Gerry was drinking, and couldn’t be bothered. The injured parties said they’d file suit against him, too.

Dulcy turned the page on Samuel’s story to see the italicized high and low temperature records on the second page of the Enterprise , and noted they went back only twenty years. At ten a.m. on April 29 it was already seventy degrees Fahrenheit, and she unpacked her shearling coat and found some linen for the Yellowstone trip. She was going because Margaret had begged her, and Samuel had begged her, and because she was lonely. Rex was desperate and needed to prove himself with this business venture. They must support him.

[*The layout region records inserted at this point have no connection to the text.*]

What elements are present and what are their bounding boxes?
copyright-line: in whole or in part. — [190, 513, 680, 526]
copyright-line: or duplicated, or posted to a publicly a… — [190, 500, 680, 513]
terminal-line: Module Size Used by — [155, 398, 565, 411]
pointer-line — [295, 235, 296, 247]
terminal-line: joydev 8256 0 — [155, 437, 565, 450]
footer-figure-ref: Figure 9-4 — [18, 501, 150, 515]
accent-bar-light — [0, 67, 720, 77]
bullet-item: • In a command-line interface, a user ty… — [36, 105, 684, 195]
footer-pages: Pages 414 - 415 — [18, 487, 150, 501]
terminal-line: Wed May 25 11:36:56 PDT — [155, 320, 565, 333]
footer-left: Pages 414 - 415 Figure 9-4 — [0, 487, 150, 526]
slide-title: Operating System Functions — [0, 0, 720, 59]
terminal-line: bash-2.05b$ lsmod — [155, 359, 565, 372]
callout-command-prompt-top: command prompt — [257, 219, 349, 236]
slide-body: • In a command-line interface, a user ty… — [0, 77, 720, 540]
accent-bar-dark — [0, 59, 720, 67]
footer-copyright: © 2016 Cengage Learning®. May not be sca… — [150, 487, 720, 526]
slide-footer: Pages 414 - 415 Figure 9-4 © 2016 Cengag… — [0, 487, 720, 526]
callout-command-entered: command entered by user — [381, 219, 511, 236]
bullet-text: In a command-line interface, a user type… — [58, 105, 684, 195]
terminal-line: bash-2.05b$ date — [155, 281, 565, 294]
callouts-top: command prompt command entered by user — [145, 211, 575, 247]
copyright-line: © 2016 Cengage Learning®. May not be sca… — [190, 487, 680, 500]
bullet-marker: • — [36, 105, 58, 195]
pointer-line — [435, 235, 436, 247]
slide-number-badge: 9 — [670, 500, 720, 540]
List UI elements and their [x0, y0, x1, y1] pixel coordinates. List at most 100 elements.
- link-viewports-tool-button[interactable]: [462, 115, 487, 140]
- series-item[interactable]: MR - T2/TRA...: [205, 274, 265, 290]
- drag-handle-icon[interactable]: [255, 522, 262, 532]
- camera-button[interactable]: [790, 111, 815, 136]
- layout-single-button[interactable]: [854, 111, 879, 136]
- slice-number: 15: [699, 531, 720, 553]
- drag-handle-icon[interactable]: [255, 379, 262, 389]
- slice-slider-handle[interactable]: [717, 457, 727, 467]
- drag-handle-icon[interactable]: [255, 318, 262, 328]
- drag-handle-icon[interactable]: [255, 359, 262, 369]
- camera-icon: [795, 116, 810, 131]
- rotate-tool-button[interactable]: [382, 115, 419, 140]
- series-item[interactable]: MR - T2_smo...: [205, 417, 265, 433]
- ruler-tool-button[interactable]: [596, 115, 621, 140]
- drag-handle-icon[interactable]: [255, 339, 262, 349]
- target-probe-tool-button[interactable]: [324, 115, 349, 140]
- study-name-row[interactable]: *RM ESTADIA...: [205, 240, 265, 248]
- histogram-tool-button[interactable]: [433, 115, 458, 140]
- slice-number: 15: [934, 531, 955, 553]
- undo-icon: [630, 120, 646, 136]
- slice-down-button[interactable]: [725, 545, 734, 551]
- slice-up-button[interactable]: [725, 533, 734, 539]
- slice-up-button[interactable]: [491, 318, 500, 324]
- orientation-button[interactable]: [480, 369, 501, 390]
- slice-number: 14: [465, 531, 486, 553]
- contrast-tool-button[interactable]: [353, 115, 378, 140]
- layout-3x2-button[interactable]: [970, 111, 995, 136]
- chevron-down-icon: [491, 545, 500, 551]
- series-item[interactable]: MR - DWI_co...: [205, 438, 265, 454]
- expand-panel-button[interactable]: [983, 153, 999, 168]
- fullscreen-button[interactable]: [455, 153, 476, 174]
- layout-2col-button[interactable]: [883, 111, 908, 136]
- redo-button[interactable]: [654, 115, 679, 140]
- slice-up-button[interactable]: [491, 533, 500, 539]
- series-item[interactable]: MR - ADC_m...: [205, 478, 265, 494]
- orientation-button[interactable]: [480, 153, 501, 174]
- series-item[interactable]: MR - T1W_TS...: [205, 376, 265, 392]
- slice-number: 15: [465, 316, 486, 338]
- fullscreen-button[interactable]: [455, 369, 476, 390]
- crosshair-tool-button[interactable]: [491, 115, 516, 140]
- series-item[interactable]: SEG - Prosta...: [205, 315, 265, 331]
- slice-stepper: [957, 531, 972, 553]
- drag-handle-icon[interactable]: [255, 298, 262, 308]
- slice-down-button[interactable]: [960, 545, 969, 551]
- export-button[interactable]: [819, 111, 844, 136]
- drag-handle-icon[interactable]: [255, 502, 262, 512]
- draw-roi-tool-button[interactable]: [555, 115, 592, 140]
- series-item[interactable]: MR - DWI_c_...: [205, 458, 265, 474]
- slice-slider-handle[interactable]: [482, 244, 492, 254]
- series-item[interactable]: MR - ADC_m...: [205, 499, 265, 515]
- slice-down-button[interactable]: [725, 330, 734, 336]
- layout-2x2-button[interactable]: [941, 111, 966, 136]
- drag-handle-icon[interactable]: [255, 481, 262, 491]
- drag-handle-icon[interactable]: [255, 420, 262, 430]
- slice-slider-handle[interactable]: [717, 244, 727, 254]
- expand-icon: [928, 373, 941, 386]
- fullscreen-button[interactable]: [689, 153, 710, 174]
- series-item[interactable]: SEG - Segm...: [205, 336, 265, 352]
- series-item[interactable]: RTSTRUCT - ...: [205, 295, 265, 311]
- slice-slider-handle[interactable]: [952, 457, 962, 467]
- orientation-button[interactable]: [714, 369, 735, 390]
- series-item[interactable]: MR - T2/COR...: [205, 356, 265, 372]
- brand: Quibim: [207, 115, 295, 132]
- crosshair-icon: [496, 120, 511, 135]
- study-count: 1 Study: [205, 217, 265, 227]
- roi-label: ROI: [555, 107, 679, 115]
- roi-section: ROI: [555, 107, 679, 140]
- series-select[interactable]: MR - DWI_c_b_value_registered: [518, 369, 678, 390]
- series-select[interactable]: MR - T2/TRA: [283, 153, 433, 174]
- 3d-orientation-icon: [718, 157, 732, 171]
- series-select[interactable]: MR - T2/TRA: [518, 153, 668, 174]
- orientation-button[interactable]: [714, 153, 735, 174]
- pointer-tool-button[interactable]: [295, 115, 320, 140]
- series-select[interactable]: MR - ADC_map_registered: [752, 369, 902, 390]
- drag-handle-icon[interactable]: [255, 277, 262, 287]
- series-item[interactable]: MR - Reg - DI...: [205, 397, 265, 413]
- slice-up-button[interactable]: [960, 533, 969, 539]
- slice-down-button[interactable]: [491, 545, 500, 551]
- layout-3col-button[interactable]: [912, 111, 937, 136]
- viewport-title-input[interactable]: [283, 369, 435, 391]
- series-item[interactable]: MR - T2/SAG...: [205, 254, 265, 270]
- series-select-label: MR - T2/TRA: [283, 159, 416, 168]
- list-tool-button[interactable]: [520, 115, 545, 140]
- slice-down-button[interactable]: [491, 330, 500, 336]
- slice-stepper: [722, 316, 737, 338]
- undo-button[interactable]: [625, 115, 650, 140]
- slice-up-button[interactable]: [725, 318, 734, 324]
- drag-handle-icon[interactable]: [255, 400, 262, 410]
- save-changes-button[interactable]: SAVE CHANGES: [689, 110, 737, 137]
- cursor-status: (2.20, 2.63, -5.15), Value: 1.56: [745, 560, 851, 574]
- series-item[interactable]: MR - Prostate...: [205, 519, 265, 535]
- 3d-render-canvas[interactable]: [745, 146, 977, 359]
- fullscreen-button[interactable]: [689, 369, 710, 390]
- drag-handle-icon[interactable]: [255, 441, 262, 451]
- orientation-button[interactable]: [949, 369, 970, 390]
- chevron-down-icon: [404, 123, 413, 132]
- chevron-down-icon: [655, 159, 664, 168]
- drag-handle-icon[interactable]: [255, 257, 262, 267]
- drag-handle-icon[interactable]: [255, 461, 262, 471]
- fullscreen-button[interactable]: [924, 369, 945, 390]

She’d spent the early morning making pasties. She began efficiently but quickly frayed, mismanaging her stove and overheating the kitchen. She opened the windows, which meant she had to keep paper over the meat to ward off an unseasonable hatch of insects; she put rocks on the paper to keep it from flying off when she propped the door open, too. The lard softened so rapidly that she had to keep the dough in the icebox until the last minute, and she threw so much of the disappointing chuck to Brach’s ratty terrier that she heard it retch into the shrubbery. The potatoes were hollow-hearted, half the onions had turned to slime, and she used all her new parsley. An hour before Samuel had said he’d swing by, she was red-faced, spackled with fat, dredged in flour, and filled with rage at the whole notion that she’d thought this was a good idea. Three of the pies broke on the sheet, and she finished shattering them when she crammed them into the overworked icebox, the ice block down to a four-inch square, the drip of melt as annoying as the flies ricocheting around the house.